At a time when viewers are harder than ever to capture, Cartoon Network seems to have found ways to tighten its hold on its young audience.
The channel’s ratings are actually up, a rarity for any network but especially for a kid’s channel. Cartoon’s C3 number among kids 2-11 grew 2% during the third quarter.
At the same time Cartoon is growing with the non-traditional viewing today’s kids love. Cartoon was the most-watched network of any kind in video-on-demand, its apps have been downloaded 57 million times and weekly traffic to the Cartoon Network app was up 122%, with monthly video plays averaging 23 million.
Christina Miller, president and GM of Turner Broadcasting’s Cartoon Network, Adult Swim and Boomerang, has been studying the new generation of viewers known as the plurals, and has found that to this first mobile-native generation, “choice and control is really important.”

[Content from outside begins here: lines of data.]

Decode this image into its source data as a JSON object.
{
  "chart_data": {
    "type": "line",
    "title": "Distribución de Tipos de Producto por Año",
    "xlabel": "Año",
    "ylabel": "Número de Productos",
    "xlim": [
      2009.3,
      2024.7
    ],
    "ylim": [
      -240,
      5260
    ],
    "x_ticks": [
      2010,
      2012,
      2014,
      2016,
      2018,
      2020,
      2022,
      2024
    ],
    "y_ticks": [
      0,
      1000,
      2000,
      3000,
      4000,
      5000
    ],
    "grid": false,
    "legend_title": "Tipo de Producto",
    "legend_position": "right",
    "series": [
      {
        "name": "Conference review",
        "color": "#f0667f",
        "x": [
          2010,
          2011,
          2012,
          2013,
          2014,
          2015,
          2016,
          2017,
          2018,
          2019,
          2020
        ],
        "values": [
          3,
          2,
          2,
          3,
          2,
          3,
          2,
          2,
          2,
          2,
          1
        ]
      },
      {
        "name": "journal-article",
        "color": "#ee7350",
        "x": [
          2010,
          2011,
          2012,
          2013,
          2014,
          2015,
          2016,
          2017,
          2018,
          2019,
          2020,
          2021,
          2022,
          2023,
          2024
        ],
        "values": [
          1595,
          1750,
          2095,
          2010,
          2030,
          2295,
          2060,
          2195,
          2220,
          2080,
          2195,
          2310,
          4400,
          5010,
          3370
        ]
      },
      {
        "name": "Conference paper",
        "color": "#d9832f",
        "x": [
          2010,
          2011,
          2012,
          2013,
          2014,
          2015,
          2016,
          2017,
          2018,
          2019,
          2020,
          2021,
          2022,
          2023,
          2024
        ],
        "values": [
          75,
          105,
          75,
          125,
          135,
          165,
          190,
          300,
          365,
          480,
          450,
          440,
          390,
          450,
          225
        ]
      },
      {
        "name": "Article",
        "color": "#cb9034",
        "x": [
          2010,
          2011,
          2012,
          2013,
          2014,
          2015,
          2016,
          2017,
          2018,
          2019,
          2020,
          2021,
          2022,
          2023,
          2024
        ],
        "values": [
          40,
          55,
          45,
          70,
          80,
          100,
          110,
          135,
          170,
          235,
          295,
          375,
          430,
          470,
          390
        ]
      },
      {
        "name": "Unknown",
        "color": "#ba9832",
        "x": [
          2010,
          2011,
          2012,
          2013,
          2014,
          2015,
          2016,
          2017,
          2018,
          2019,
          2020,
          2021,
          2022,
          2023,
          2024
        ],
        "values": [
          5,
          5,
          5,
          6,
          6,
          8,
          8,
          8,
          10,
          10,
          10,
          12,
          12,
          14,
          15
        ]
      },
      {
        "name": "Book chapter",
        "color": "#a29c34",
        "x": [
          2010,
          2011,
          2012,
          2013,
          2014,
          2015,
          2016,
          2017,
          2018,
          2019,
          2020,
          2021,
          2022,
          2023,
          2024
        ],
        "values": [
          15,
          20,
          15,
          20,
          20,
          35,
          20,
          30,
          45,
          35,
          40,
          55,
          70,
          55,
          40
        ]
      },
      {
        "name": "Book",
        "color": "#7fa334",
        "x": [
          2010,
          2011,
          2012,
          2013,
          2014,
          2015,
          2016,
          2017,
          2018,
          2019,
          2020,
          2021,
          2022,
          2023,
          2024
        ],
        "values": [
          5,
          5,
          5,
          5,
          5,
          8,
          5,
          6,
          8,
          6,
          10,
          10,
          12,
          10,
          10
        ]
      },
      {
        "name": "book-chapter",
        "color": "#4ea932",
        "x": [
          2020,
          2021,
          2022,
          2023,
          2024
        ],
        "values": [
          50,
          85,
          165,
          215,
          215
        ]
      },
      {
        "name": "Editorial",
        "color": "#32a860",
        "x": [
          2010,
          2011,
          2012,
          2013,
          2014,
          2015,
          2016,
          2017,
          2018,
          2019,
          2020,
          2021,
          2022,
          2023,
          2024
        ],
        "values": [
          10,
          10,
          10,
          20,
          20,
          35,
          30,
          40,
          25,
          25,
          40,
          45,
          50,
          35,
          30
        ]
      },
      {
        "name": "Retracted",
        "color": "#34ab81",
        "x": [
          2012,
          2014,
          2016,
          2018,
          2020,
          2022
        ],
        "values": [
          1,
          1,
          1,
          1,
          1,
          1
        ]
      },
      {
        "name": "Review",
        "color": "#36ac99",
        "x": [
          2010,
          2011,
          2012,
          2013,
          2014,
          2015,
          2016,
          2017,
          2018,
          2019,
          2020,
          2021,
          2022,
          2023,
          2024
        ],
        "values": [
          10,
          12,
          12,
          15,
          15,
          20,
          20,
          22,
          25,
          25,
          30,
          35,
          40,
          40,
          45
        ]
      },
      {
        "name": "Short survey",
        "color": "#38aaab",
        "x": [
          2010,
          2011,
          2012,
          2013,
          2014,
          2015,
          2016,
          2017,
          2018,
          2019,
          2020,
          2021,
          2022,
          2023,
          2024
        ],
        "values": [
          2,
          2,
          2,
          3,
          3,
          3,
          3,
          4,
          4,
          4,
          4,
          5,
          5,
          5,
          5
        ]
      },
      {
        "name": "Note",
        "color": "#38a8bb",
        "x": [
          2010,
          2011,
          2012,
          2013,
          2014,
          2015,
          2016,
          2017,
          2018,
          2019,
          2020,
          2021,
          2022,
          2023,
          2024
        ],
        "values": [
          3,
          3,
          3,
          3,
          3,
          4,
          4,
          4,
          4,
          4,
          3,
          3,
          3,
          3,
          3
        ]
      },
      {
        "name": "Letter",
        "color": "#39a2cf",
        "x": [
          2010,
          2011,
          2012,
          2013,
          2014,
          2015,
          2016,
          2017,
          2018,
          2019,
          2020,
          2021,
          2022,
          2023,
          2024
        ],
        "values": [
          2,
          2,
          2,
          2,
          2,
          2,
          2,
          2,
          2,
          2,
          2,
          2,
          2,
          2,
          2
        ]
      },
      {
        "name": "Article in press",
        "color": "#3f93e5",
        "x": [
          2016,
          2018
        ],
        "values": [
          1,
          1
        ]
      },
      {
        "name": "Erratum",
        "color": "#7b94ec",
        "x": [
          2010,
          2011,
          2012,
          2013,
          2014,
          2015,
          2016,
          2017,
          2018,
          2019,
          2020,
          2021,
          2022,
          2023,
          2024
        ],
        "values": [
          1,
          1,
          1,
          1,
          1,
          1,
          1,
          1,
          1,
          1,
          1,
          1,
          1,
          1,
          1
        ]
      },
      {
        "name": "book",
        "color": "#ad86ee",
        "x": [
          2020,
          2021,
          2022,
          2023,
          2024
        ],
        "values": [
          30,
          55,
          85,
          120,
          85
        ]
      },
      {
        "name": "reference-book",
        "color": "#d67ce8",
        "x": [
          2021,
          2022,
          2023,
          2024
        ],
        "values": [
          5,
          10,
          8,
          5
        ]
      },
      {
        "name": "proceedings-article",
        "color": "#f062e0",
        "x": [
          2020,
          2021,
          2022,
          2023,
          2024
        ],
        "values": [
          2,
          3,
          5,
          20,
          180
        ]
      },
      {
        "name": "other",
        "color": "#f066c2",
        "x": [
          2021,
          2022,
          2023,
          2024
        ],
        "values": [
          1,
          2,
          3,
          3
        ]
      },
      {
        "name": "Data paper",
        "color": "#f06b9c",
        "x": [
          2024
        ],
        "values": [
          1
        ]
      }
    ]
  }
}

Cartoon Network makes content available for its viewers everywhere. It experiments. Some shows will premiere on the network, favorite episodes can be found on-demand and other content is created specifically for other platforms, such as the CN Anything app.
“There is always a wealth of content up there and what we’ve seen is by putting more of it up there, it increases the overall ecosystem so ratings can go up and traffic in our app can go up and usage on VOD goes up,” Miller says. “In the past, conventional wisdom has been that one might erode the other, but that’s not what we see across our business.”

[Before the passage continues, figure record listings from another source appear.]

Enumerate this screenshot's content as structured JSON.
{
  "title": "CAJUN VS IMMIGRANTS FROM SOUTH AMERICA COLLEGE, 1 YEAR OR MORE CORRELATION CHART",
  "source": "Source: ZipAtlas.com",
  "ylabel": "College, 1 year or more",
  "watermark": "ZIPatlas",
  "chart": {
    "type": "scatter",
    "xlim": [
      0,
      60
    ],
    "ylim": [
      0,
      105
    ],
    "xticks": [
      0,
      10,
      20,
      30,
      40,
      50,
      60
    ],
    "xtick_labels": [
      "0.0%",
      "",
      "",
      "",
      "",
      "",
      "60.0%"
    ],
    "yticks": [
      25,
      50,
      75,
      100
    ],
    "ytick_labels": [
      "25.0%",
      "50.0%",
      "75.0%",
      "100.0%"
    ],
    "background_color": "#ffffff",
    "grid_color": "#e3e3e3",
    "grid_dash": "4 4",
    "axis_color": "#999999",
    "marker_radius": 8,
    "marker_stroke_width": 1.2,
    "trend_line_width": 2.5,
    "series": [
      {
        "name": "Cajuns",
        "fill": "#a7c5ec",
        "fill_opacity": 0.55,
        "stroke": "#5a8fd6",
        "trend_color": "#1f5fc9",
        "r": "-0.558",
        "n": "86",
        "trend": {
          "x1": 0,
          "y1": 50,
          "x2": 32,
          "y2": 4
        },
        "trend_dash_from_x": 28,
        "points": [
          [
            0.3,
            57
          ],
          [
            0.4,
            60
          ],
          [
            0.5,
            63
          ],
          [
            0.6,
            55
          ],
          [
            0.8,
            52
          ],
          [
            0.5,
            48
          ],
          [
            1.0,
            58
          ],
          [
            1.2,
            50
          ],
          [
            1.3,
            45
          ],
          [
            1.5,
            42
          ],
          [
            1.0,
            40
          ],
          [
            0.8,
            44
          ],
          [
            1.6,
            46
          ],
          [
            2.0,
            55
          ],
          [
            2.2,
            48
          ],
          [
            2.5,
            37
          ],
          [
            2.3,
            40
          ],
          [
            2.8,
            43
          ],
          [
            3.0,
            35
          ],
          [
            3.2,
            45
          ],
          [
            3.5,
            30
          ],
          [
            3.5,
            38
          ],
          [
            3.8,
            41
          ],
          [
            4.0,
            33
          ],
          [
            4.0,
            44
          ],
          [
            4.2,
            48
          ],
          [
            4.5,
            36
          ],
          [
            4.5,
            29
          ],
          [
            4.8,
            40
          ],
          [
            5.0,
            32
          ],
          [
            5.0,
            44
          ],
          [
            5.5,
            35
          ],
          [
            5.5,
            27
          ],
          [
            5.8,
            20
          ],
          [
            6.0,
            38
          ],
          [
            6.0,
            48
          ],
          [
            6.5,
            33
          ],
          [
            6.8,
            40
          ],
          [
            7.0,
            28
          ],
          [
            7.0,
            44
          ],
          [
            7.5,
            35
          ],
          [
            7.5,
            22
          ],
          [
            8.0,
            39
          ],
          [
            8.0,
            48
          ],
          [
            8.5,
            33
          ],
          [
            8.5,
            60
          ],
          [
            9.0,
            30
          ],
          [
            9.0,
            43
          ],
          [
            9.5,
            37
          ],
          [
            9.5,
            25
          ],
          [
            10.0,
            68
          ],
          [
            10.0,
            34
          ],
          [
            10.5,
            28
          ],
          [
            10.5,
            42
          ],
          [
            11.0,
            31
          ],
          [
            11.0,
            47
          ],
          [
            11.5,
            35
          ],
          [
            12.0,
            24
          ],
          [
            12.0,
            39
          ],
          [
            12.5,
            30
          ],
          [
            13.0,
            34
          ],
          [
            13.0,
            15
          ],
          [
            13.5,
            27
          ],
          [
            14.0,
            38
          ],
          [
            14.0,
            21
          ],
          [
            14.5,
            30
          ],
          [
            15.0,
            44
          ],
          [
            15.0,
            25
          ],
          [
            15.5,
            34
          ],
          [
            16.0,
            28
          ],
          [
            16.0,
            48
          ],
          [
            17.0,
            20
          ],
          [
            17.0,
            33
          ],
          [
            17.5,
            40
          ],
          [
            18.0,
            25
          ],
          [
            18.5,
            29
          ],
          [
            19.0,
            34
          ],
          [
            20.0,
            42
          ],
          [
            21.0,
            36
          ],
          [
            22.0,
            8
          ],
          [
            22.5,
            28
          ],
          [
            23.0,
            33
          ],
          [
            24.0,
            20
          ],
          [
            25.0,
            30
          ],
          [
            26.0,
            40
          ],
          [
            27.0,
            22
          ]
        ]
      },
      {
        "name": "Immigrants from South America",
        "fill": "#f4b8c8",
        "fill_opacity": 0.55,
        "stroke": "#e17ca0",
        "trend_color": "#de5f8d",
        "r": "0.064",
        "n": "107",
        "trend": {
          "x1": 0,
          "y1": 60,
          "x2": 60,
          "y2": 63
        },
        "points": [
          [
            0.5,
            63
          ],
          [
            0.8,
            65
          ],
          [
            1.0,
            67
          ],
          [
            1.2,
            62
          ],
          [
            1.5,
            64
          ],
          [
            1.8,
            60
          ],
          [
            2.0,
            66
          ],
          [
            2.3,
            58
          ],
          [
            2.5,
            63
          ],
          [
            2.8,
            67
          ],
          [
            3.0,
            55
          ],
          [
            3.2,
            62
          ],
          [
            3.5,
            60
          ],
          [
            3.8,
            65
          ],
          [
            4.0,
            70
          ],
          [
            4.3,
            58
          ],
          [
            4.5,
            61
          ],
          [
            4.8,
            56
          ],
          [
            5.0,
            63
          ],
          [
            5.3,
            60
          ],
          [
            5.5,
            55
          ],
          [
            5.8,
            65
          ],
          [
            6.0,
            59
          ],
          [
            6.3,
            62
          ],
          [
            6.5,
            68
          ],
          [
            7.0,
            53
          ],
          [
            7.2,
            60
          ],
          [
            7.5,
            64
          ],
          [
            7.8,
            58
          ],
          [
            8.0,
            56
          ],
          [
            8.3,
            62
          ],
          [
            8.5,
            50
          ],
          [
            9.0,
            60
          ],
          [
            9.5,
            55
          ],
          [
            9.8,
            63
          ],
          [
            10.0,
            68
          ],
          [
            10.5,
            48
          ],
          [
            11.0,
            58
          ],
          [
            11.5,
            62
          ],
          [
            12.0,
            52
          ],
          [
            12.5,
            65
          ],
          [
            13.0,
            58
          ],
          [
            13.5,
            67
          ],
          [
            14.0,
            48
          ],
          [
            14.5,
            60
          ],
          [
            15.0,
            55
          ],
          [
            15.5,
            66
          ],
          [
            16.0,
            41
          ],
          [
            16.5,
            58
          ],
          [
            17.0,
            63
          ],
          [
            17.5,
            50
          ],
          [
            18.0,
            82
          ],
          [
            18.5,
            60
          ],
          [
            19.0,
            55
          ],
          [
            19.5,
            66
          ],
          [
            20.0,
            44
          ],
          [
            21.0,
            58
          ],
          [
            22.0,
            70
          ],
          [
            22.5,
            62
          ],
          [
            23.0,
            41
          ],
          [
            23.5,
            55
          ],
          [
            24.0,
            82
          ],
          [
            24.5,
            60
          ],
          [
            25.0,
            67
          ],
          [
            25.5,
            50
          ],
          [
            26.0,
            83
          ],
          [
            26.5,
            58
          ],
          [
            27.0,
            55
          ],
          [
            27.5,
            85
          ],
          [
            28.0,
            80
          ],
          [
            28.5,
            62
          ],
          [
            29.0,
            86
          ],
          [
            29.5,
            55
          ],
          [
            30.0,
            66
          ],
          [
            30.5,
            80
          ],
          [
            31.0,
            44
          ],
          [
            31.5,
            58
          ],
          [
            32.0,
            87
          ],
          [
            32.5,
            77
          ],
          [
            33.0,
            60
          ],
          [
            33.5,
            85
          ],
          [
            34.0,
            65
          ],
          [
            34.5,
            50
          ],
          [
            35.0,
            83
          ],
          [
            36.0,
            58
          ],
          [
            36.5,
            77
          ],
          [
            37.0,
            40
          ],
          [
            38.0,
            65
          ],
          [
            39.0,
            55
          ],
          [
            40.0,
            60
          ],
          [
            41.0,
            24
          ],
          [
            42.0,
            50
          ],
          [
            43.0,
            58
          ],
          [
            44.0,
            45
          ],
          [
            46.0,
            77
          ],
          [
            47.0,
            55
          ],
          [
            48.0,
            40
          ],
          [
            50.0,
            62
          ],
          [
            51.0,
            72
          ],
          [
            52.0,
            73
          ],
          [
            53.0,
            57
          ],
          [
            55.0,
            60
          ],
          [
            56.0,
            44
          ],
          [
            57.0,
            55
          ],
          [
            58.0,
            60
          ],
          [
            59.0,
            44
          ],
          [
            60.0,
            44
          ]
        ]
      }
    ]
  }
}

Measuring all that viewing remains a problem, but Cartoon won’t let that slow them down from serving viewers.
“We really believe the metrics will catch up and there will be a holistic measurement somewhere down the line. But we know the behavior is what the behavior is at this moment. So we cater more to that,” she says.
Monetization is tricky as well, but SNL Kagan analyst Derek Baine says Cartoon (along with its Siamese twin Adult Swim) has been a solid financial performer with strong cash-flow margins and has done well with digital exploitation.
Baine estimates that Cartoon’s net ad revenue will grow 9% to $585.5 million this year. That will help boost cash flow to $491 million, up 11%.
Cartoon’s multiplatform viewing is mainly driven by what Miller calls its core content. In addition to long-form and short-form episodes, cartoon is creating 15-second content for its micro-platform, the CN Anything app. Content created for and originating on one platform, if it proves popular, can be adapted for other platforms.
Miller pointed to Mighty Magisword as an example. Appearing on CN Anything, the 15-second episodes let viewers choose their own adventures. The two lead characters pick fanciful swords to complete missions. If different swords are chosen, there’s a different outcome.
With the series proving successful, the network has created longer versions that appear throughout the Cartoon ecosystem and it will be making its way to full-length 11-minute episodes, Miller said.
Going the opposite way, the series We Bare Bears has been successful with 11-minute episodes. The network has created 15-second bits for CN Anything and 2-minute segments that appear on digital platforms and sometimes “add extra flavor on the air.”
The effort reflects the network’s conclusion that these plural generation viewers want to be able to access the brand anywhere and everywhere—and that the network must serve them even if it means figuring out the business rules later. “We can’t make our problem their problem,” Miller says.
Knowing this generation will also help as they age up to Adult Swim and perhaps to Turner’s other networks.
Unlike the millennials, who grew up during the information revolution and need filters and curation to handle all the material available to them, plurals “want as much as they can get. They can filter it out more rapidly than anyone,” Miller says. “They demand a constant fresh stream of content.”
Plurals also like visual communication, such as emoticons and Instagram. “Whether it’s through a GIF or a meme, they really do find ways to participate with the content,” says Miller.
And Miller says they are also optimistic and inclusive. “Making sure your tone is right, having that humor, having that heart that Cartoon Network is known for is critical to this generation,” she says. “They’re just a little bit more hopeful than the likes of us.”